O topluluklar / ümmetler geçip gittiler. Onların kazandıkları kendilerine,
sizin kazandıklarınız da sizedir. Siz, onların yaptıklarından sorulacak
değilsiniz. Dediler ki “Yahudi veya Hıristiyan olun ki, hidayet / doğru yolu
bulasınız” Sen de de ki: “Hayır, Biz hanif olan İbrahim’in dinine / milletine
uyarız. O hiçbir zaman müşriklerden olmadı!” Deyin ki: “Biz Allah'a, bize indirilene,
İbrahim'e, İsmail'e, İshak'a, Yakup'a ve esbata (torunlarına) indirilene,
Musa'ya ve İsa'ya verilene ve (diğer) Peygamberlere Rablerinden verilenlere
iman ettik; Onlardan hiç birini diğerlerinden ayırt etmeyiz ve biz ancak O'na
teslim olanlarız!” Şayet artık onlar da sizin iman ettiğiniz gibi iman
ederlerse o zaman doğru yolu / hidayeti bulmuş olurlar. Yok, eğer yüz
çevirirlerse, onlar mutlaka size karşı isyan ve düşmanlık içindedirler. O
takdirde de onlara karşı Allah sana yeter. O, hakkıyla işiten ve en iyi
bilendir. (Deyin ki) “İşte bu Allah'ın boyası! / Yolu! / Sistemi! (biz o boyaya
boyandık! / Biz bu yolu seçtik!) Kimin boyası / yolu / sistemi Allah'ınkinden
daha güzeldir? Biz, sadece O'na ibadet / itaat ederiz.” De ki: “Allah’ın
(tercihleri / yaptıkları / seçtikleri) hakkında bizimle mücadele mi
ediyorsunuz? Halbuki O sizin Rabbiniz olduğu kadar bizim de Rabbimizdir. Bizim
amellerimiz bizimdir, sizin amelleriniz de sizindir. Fakat biz O'na sizden daha
samimi bağlananlarız.
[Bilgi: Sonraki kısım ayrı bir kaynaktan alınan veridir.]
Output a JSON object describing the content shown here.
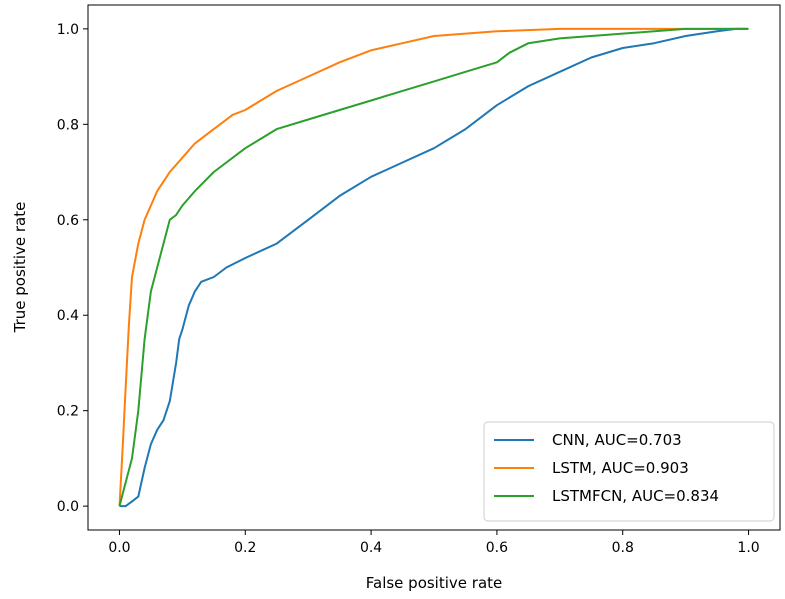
{
  "chart_data": {
    "type": "line",
    "xlabel": "False positive rate",
    "ylabel": "True positive rate",
    "xlim": [
      -0.05,
      1.05
    ],
    "ylim": [
      -0.05,
      1.05
    ],
    "xticks": [
      0.0,
      0.2,
      0.4,
      0.6,
      0.8,
      1.0
    ],
    "yticks": [
      0.0,
      0.2,
      0.4,
      0.6,
      0.8,
      1.0
    ],
    "xtick_labels": [
      "0.0",
      "0.2",
      "0.4",
      "0.6",
      "0.8",
      "1.0"
    ],
    "ytick_labels": [
      "0.0",
      "0.2",
      "0.4",
      "0.6",
      "0.8",
      "1.0"
    ],
    "grid": false,
    "legend_position": "bottom-right",
    "series": [
      {
        "name": "CNN, AUC=0.703",
        "color": "#1f77b4",
        "x": [
          0.0,
          0.01,
          0.02,
          0.03,
          0.04,
          0.05,
          0.06,
          0.07,
          0.08,
          0.09,
          0.095,
          0.1,
          0.11,
          0.12,
          0.13,
          0.15,
          0.17,
          0.2,
          0.25,
          0.3,
          0.35,
          0.4,
          0.45,
          0.5,
          0.55,
          0.6,
          0.65,
          0.7,
          0.75,
          0.8,
          0.85,
          0.9,
          0.95,
          0.98,
          1.0
        ],
        "y": [
          0.0,
          0.0,
          0.01,
          0.02,
          0.08,
          0.13,
          0.16,
          0.18,
          0.22,
          0.3,
          0.35,
          0.37,
          0.42,
          0.45,
          0.47,
          0.48,
          0.5,
          0.52,
          0.55,
          0.6,
          0.65,
          0.69,
          0.72,
          0.75,
          0.79,
          0.84,
          0.88,
          0.91,
          0.94,
          0.96,
          0.97,
          0.985,
          0.995,
          1.0,
          1.0
        ]
      },
      {
        "name": "LSTM, AUC=0.903",
        "color": "#ff7f0e",
        "x": [
          0.0,
          0.005,
          0.01,
          0.015,
          0.02,
          0.03,
          0.04,
          0.05,
          0.06,
          0.07,
          0.08,
          0.1,
          0.12,
          0.15,
          0.18,
          0.2,
          0.25,
          0.3,
          0.35,
          0.4,
          0.45,
          0.5,
          0.6,
          0.7,
          0.8,
          0.9,
          1.0
        ],
        "y": [
          0.0,
          0.12,
          0.25,
          0.38,
          0.48,
          0.55,
          0.6,
          0.63,
          0.66,
          0.68,
          0.7,
          0.73,
          0.76,
          0.79,
          0.82,
          0.83,
          0.87,
          0.9,
          0.93,
          0.955,
          0.97,
          0.985,
          0.995,
          1.0,
          1.0,
          1.0,
          1.0
        ]
      },
      {
        "name": "LSTMFCN, AUC=0.834",
        "color": "#2ca02c",
        "x": [
          0.0,
          0.01,
          0.02,
          0.03,
          0.04,
          0.05,
          0.06,
          0.07,
          0.08,
          0.09,
          0.1,
          0.12,
          0.15,
          0.2,
          0.25,
          0.3,
          0.35,
          0.4,
          0.45,
          0.5,
          0.55,
          0.6,
          0.62,
          0.65,
          0.7,
          0.75,
          0.8,
          0.85,
          0.9,
          1.0
        ],
        "y": [
          0.0,
          0.05,
          0.1,
          0.2,
          0.35,
          0.45,
          0.5,
          0.55,
          0.6,
          0.61,
          0.63,
          0.66,
          0.7,
          0.75,
          0.79,
          0.81,
          0.83,
          0.85,
          0.87,
          0.89,
          0.91,
          0.93,
          0.95,
          0.97,
          0.98,
          0.985,
          0.99,
          0.995,
          1.0,
          1.0
        ]
      }
    ]
  }
}
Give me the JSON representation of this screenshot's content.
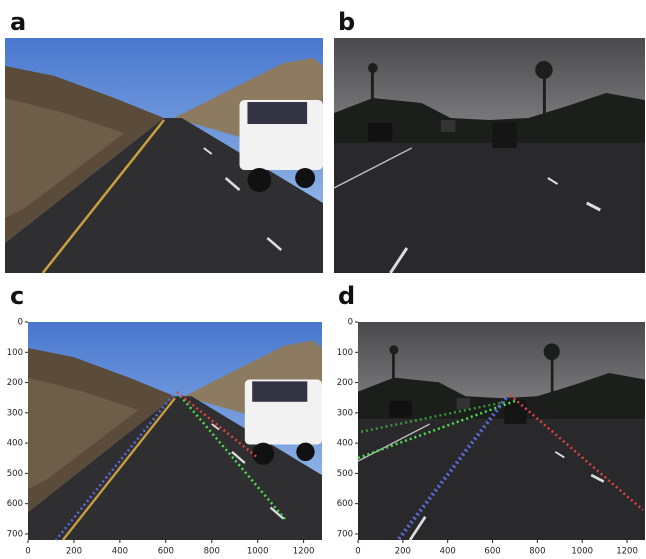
{
  "panels": [
    {
      "label": "a"
    },
    {
      "label": "b"
    },
    {
      "label": "c",
      "xlim": [
        0,
        1280
      ],
      "ylim": [
        0,
        720
      ],
      "xticks": [
        0,
        200,
        400,
        600,
        800,
        1000,
        1200
      ],
      "yticks": [
        0,
        100,
        200,
        300,
        400,
        500,
        600,
        700
      ]
    },
    {
      "label": "d",
      "xlim": [
        0,
        1280
      ],
      "ylim": [
        0,
        720
      ],
      "xticks": [
        0,
        200,
        400,
        600,
        800,
        1000,
        1200
      ],
      "yticks": [
        0,
        100,
        200,
        300,
        400,
        500,
        600,
        700
      ]
    }
  ]
}
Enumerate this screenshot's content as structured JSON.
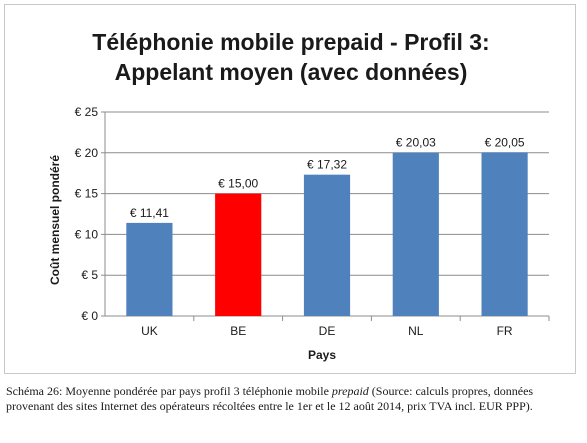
{
  "chart_data": {
    "type": "bar",
    "title_lines": [
      "Téléphonie mobile prepaid - Profil 3:",
      "Appelant moyen (avec données)"
    ],
    "xlabel": "Pays",
    "ylabel": "Coût mensuel pondéré",
    "categories": [
      "UK",
      "BE",
      "DE",
      "NL",
      "FR"
    ],
    "values": [
      11.41,
      15.0,
      17.32,
      20.03,
      20.05
    ],
    "value_labels": [
      "€ 11,41",
      "€ 15,00",
      "€ 17,32",
      "€ 20,03",
      "€ 20,05"
    ],
    "bar_colors": [
      "#4f81bd",
      "#ff0000",
      "#4f81bd",
      "#4f81bd",
      "#4f81bd"
    ],
    "ylim": [
      0,
      25
    ],
    "yticks": [
      0,
      5,
      10,
      15,
      20,
      25
    ],
    "ytick_labels": [
      "€ 0",
      "€ 5",
      "€ 10",
      "€ 15",
      "€ 20",
      "€ 25"
    ],
    "grid": true,
    "legend": "none"
  },
  "caption": {
    "prefix": "Schéma 26: Moyenne pondérée par pays profil 3 téléphonie mobile ",
    "italic": "prepaid",
    "suffix": " (Source: calculs propres, données provenant des sites Internet des opérateurs récoltées entre le 1er et le 12 août 2014, prix TVA incl. EUR PPP)."
  }
}
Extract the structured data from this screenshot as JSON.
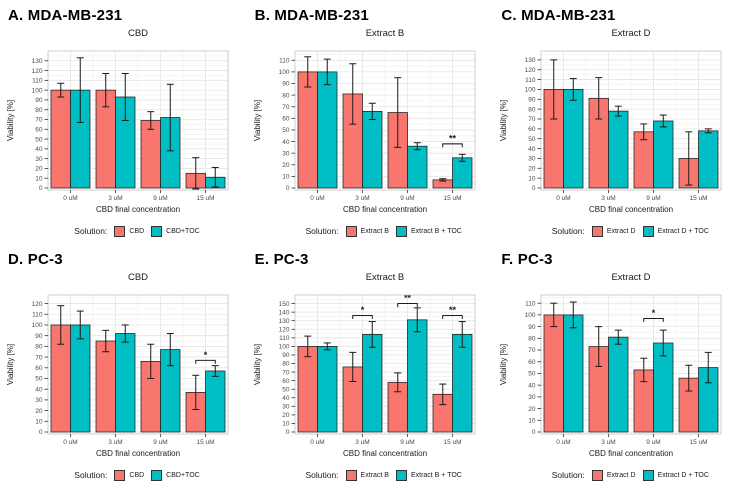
{
  "figure": {
    "background": "#ffffff",
    "bar_colors": {
      "series1": "#F8766D",
      "series2": "#00BFC4"
    },
    "grid_major_color": "#e4e4e4",
    "grid_minor_color": "#f2f2f2",
    "panel_border_color": "#c4c4c4"
  },
  "chart_data": [
    {
      "type": "bar",
      "panel_label": "A. MDA-MB-231",
      "title": "CBD",
      "xlabel": "CBD final concentration",
      "ylabel": "Viability [%]",
      "legend_title": "Solution:",
      "categories": [
        "0 uM",
        "3 uM",
        "9 uM",
        "15 uM"
      ],
      "yticks_max": 130,
      "ytick_step": 10,
      "ymax": 140,
      "series": [
        {
          "name": "CBD",
          "color": "#F8766D",
          "values": [
            100,
            100,
            69,
            15
          ],
          "errors": [
            7,
            17,
            9,
            16
          ]
        },
        {
          "name": "CBD+TOC",
          "color": "#00BFC4",
          "values": [
            100,
            93,
            72,
            11
          ],
          "errors": [
            33,
            24,
            34,
            10
          ]
        }
      ],
      "significance": []
    },
    {
      "type": "bar",
      "panel_label": "B. MDA-MB-231",
      "title": "Extract B",
      "xlabel": "CBD final concentration",
      "ylabel": "Viability [%]",
      "legend_title": "Solution:",
      "categories": [
        "0 uM",
        "3 uM",
        "9 uM",
        "15 uM"
      ],
      "yticks_max": 110,
      "ytick_step": 10,
      "ymax": 118,
      "series": [
        {
          "name": "Extract B",
          "color": "#F8766D",
          "values": [
            100,
            81,
            65,
            7
          ],
          "errors": [
            13,
            26,
            30,
            1
          ]
        },
        {
          "name": "Extract B + TOC",
          "color": "#00BFC4",
          "values": [
            100,
            66,
            36,
            26
          ],
          "errors": [
            11,
            7,
            3,
            3
          ]
        }
      ],
      "significance": [
        {
          "pair_index": 3,
          "label": "**",
          "y": 38
        }
      ]
    },
    {
      "type": "bar",
      "panel_label": "C. MDA-MB-231",
      "title": "Extract D",
      "xlabel": "CBD final concentration",
      "ylabel": "Viability [%]",
      "legend_title": "Solution:",
      "categories": [
        "0 uM",
        "3 uM",
        "9 uM",
        "15 uM"
      ],
      "yticks_max": 130,
      "ytick_step": 10,
      "ymax": 139,
      "series": [
        {
          "name": "Extract D",
          "color": "#F8766D",
          "values": [
            100,
            91,
            57,
            30
          ],
          "errors": [
            30,
            21,
            8,
            27
          ]
        },
        {
          "name": "Extract D + TOC",
          "color": "#00BFC4",
          "values": [
            100,
            78,
            68,
            58
          ],
          "errors": [
            11,
            5,
            6,
            2
          ]
        }
      ],
      "significance": []
    },
    {
      "type": "bar",
      "panel_label": "D. PC-3",
      "title": "CBD",
      "xlabel": "CBD final concentration",
      "ylabel": "Viability [%]",
      "legend_title": "Solution:",
      "categories": [
        "0 uM",
        "3 uM",
        "9 uM",
        "15 uM"
      ],
      "yticks_max": 120,
      "ytick_step": 10,
      "ymax": 128,
      "series": [
        {
          "name": "CBD",
          "color": "#F8766D",
          "values": [
            100,
            85,
            66,
            37
          ],
          "errors": [
            18,
            10,
            16,
            16
          ]
        },
        {
          "name": "CBD+TOC",
          "color": "#00BFC4",
          "values": [
            100,
            92,
            77,
            57
          ],
          "errors": [
            13,
            8,
            15,
            5
          ]
        }
      ],
      "significance": [
        {
          "pair_index": 3,
          "label": "*",
          "y": 67
        }
      ]
    },
    {
      "type": "bar",
      "panel_label": "E. PC-3",
      "title": "Extract B",
      "xlabel": "CBD final concentration",
      "ylabel": "Viability [%]",
      "legend_title": "Solution:",
      "categories": [
        "0 uM",
        "3 uM",
        "9 uM",
        "15 uM"
      ],
      "yticks_max": 150,
      "ytick_step": 10,
      "ymax": 160,
      "series": [
        {
          "name": "Extract B",
          "color": "#F8766D",
          "values": [
            100,
            76,
            58,
            44
          ],
          "errors": [
            12,
            17,
            11,
            12
          ]
        },
        {
          "name": "Extract B + TOC",
          "color": "#00BFC4",
          "values": [
            100,
            114,
            131,
            114
          ],
          "errors": [
            4,
            15,
            14,
            15
          ]
        }
      ],
      "significance": [
        {
          "pair_index": 1,
          "label": "*",
          "y": 136
        },
        {
          "pair_index": 2,
          "label": "**",
          "y": 150
        },
        {
          "pair_index": 3,
          "label": "**",
          "y": 136
        }
      ]
    },
    {
      "type": "bar",
      "panel_label": "F. PC-3",
      "title": "Extract D",
      "xlabel": "CBD final concentration",
      "ylabel": "Viability [%]",
      "legend_title": "Solution:",
      "categories": [
        "0 uM",
        "3 uM",
        "9 uM",
        "15 uM"
      ],
      "yticks_max": 110,
      "ytick_step": 10,
      "ymax": 117,
      "series": [
        {
          "name": "Extract D",
          "color": "#F8766D",
          "values": [
            100,
            73,
            53,
            46
          ],
          "errors": [
            10,
            17,
            10,
            11
          ]
        },
        {
          "name": "Extract D + TOC",
          "color": "#00BFC4",
          "values": [
            100,
            81,
            76,
            55
          ],
          "errors": [
            11,
            6,
            11,
            13
          ]
        }
      ],
      "significance": [
        {
          "pair_index": 2,
          "label": "*",
          "y": 97
        }
      ]
    }
  ]
}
Yoksa siz, İbrahim, İsmail, İshak, Yakup ve torunlarının
Yahudi veya Hıristiyan olduklarını mı söylüyorsunuz?” De ki: “Siz mi daha iyi
bilirsiniz, yoksa Allah mı? Yanında Allah'ın bildirdiği şeyi gizleyerek inkâr
edenden daha zalim kimdir? Allah, yaptıklarınızdan habersiz de değildir.” Onlar
bir ümmetti / topluluktu gelip geçtiler. Onların kazandıkları kendilerine,
sizin kazandıklarınız da sizedir. Siz, onların yaptıklarından sorulmazsınız.
(Bakara Suresi 121-141)
Yukarıdaki ayetlerle Medine Yahudilerine verilmek istenen mesajlar çok
açıktır;
“Onlara Medine İslam Cumhuriyetinin kurucu topluluğu olmaları nedeniyle
sahip oldukları iktidar nimetine nankörlük etmemeleri uyarısı yapılır. Bu nimet
sayesinde üstünlüğü yakaladıkları ifade edildikten sonra eğer nankörlük
ederlerse başlarına çok kötü felaketlerin geleceği ve kimsenin de kendilerine
yardım etmeyeceği belirtilir. Hz.Muhammed’in[salla’llâhu aleyhi ve sellem] ortak atanız olan Hz. İbrahim’in duasının bir
sonucu olduğu belirtildikten sonra kendilerinin ilahi seçime karşı çıkmaları ve
sadece kendi kabilelerinden / soylarından bir peygamber gönderilmesini talep
etmeleri ile zalimlik yaptıkları ifade edilir. Ayrıca nasıl ki Hz. İbrahim
Kâbe’nin temellerini adalet, hukuk, temizlik, doğruluk, dürüstlük ve Allah’a
teslimiyet üzerine inşa etmişse aynı şekilde Hz.Muhammed de Medine İslam Cumhuriyetini aynı ilkeler
üzerine temellendirdiği metaforik olarak anlatılır. Bu anlatımla Yahudilere
Hz.Muhammed’in [salla’llâhu aleyhi ve sellem] yoluna destek / salat etmeleri halinde İslam Cumhuriyetinin
/ Medeniyetinin inşasında yerlerinin olabileceği ifade edilmiş olur. Hz.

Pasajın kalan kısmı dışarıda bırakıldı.